Le film, baignant pourtant dans le drame, ne manque pas d’humour (superbe jeu de langue pour apprendre à avaler), et de foi. Faut-il approcher de la fin pour que Dieu soit si présent : le film s’imprègne d’une croyance presque factice, baroque, pour nous faire croire à une autre fin que ce décès inéluctable. La science ne semble être qu’un outil illusoire pour lui permettre d’écrire son livre avant le Grand départ. Car il lui reste l’imagination, la mémoire et un œil. Les trois forment les piliers fondateurs du film. L’imagination donne lieu à des moments oniriques, où Schnabel insuffle toute son inspiration. La mémoire créé les flash backs. L’œil permet d’observer les visages, les décors. L’intensité n’est jamais aussi forte que dans le présent et le réel. C’est lorsqu’il est otage qu’il nous saisit. C’est l’appel du père quand il est paralysé, plus que son dialogue avec lui lorsqu’il est fringant, qui nous touche et tire les larmes. Bien sûr il fallait illustrer le côté papillon, et pas seulement s’appesantir dans ce scaphandre. Mais Schnabel sait transmettre le chagrin, davantage que le bonheur passé.

Ode à la vie, à travers ses paysages nordistes et ces femmes soignantes, il est aussi un hymne au romanesque, maladroit mais bien intentionné. Amalric porte brillamment le rôle sur ses épaules. Il manque une étincelle, un grain de folie, un regard moins respectueux, plus distancié, pour que le film nous emporte autant qu’on ne le souhaiterait. Sa générosité, sa chaleur, sa bienveillance en feront assurément un coup de coeur du public...

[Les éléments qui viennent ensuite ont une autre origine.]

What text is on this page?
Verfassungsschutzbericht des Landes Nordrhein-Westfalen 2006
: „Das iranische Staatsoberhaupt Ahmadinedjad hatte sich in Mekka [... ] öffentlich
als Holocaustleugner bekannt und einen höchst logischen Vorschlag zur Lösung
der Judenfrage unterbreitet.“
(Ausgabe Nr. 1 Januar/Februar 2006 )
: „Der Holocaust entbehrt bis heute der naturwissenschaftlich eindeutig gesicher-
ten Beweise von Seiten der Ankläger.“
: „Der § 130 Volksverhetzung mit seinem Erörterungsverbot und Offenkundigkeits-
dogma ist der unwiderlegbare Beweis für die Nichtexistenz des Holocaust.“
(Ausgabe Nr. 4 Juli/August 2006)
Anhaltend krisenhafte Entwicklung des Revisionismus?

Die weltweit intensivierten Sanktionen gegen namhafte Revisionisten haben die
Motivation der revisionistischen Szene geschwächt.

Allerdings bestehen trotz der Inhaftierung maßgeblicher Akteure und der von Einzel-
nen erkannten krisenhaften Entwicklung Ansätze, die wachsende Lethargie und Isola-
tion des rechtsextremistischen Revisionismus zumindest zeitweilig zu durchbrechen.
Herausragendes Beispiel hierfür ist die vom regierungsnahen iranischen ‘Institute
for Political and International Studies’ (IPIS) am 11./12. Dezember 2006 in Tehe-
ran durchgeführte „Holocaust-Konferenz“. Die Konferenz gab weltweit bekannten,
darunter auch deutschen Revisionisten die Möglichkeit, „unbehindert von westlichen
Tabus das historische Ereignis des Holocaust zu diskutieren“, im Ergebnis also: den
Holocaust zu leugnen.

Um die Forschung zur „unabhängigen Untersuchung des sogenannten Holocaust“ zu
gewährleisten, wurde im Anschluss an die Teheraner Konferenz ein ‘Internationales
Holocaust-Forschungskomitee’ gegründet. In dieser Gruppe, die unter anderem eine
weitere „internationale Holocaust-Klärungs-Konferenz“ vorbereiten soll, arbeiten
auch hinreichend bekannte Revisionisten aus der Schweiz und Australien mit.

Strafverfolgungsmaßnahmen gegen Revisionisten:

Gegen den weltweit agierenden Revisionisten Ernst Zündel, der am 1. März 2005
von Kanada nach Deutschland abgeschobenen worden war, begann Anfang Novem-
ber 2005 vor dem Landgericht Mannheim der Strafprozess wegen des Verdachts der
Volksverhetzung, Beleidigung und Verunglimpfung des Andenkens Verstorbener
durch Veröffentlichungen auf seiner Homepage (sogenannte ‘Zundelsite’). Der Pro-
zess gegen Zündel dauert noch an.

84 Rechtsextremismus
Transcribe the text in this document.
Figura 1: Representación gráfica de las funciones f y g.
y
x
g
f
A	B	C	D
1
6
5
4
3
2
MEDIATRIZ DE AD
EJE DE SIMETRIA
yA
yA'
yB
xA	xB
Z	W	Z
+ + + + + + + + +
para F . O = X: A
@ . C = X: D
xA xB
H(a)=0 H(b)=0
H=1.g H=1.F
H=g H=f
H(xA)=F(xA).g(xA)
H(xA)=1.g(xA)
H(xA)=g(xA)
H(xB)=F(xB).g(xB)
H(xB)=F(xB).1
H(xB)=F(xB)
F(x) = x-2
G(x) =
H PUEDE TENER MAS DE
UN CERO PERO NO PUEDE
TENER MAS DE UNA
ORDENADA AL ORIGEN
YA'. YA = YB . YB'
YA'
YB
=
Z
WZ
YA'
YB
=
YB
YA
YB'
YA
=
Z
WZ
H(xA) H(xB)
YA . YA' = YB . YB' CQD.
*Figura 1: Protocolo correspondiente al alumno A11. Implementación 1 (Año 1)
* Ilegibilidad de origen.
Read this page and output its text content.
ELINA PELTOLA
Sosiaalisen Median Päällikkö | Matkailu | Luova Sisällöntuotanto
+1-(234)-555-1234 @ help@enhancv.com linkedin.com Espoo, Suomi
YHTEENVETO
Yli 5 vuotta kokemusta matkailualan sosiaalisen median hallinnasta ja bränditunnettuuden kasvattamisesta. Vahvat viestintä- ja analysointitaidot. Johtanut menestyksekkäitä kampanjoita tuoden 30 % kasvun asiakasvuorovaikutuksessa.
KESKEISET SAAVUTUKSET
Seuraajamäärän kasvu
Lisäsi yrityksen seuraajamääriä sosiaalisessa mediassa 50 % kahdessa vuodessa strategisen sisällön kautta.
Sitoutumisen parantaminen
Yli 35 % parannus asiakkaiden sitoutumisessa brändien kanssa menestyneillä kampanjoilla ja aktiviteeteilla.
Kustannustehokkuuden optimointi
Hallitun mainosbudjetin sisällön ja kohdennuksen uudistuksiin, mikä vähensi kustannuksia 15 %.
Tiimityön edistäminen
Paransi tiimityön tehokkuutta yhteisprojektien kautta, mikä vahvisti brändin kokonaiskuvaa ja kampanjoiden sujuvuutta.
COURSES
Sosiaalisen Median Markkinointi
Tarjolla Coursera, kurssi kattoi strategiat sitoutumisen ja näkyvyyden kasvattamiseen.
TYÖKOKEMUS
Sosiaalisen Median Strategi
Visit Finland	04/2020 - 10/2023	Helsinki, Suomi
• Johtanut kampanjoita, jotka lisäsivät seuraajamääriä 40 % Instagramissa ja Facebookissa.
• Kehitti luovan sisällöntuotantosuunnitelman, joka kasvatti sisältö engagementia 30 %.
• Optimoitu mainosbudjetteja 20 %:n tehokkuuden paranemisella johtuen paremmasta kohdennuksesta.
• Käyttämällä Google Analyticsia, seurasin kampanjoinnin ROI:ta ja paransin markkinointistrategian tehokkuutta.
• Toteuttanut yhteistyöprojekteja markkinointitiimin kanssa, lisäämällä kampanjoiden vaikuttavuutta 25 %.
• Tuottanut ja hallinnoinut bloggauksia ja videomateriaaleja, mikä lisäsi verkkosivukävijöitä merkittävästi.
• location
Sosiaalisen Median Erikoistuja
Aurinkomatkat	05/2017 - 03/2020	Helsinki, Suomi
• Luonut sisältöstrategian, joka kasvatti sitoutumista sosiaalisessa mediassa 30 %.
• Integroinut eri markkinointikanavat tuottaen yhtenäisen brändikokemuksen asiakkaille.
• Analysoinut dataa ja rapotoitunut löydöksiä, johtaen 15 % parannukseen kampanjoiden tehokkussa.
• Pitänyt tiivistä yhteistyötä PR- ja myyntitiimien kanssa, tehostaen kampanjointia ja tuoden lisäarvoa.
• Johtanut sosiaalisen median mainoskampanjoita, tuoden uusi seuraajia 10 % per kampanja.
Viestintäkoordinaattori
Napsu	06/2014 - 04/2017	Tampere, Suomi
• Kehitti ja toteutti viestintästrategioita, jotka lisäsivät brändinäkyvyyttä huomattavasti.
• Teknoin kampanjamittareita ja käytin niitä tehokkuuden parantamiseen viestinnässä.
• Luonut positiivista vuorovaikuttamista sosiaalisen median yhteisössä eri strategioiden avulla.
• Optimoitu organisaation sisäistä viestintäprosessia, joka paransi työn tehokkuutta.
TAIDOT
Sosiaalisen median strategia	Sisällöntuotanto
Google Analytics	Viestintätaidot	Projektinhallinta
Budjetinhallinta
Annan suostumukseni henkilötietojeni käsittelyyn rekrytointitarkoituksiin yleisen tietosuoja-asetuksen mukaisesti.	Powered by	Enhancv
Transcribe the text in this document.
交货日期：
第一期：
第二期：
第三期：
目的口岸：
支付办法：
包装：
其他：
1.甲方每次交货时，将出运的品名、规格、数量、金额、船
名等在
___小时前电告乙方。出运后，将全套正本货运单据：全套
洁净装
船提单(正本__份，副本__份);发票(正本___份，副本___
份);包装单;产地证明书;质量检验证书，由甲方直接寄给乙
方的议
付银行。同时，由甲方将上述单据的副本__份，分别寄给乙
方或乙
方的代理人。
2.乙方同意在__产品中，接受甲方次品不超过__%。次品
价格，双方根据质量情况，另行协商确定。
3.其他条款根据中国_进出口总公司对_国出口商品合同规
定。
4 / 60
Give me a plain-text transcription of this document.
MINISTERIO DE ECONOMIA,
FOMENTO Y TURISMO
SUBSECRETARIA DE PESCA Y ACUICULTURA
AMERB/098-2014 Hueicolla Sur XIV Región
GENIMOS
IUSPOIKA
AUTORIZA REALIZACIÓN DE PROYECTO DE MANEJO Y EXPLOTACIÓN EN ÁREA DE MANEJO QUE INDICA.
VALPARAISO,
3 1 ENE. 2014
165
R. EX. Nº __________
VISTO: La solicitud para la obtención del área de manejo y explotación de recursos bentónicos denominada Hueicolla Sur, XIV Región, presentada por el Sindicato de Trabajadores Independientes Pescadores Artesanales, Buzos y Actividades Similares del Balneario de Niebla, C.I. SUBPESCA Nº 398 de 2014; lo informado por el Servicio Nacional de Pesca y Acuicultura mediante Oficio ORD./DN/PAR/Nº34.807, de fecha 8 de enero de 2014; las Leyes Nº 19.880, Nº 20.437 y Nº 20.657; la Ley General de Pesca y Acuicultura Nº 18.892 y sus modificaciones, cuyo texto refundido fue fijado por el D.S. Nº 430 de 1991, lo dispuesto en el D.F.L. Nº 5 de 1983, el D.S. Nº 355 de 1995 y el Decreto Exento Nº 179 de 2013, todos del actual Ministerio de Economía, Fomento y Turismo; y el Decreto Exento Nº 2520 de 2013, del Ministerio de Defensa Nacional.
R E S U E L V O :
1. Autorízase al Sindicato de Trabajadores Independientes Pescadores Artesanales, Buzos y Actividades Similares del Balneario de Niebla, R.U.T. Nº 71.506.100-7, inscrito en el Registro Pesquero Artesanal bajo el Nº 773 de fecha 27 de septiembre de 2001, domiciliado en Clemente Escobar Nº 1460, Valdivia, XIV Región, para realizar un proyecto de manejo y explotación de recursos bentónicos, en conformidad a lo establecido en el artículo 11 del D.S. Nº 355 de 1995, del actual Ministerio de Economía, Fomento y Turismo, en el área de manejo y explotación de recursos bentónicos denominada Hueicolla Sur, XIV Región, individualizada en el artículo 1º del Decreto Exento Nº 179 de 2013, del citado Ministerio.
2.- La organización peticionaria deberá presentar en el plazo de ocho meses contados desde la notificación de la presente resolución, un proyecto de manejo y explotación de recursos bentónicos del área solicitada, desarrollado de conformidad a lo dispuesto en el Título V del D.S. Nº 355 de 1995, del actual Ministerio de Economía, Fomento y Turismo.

Cependant l’œuvre est trop admirative vis-à-vis courage d’un individu, qui a voyagé de son premier mot (« Je ») à un roman (best-seller). Hélas, Le scaphandre et le papillon, se fatigue comme son personnage, et ne l’humanise pas assez. Nous constatons alors que chacune des relations est trop anecdotique pour nous rendre ce scénario mémorable. Il ne reste que les tours de force qui ont fait avancer un paralytique sur les chemins de la gloire... En premier lieu, son histoire, ses interprètes et un réalisateur qui a trouvé le bon matériau pour toucher les spectateurs au coeur.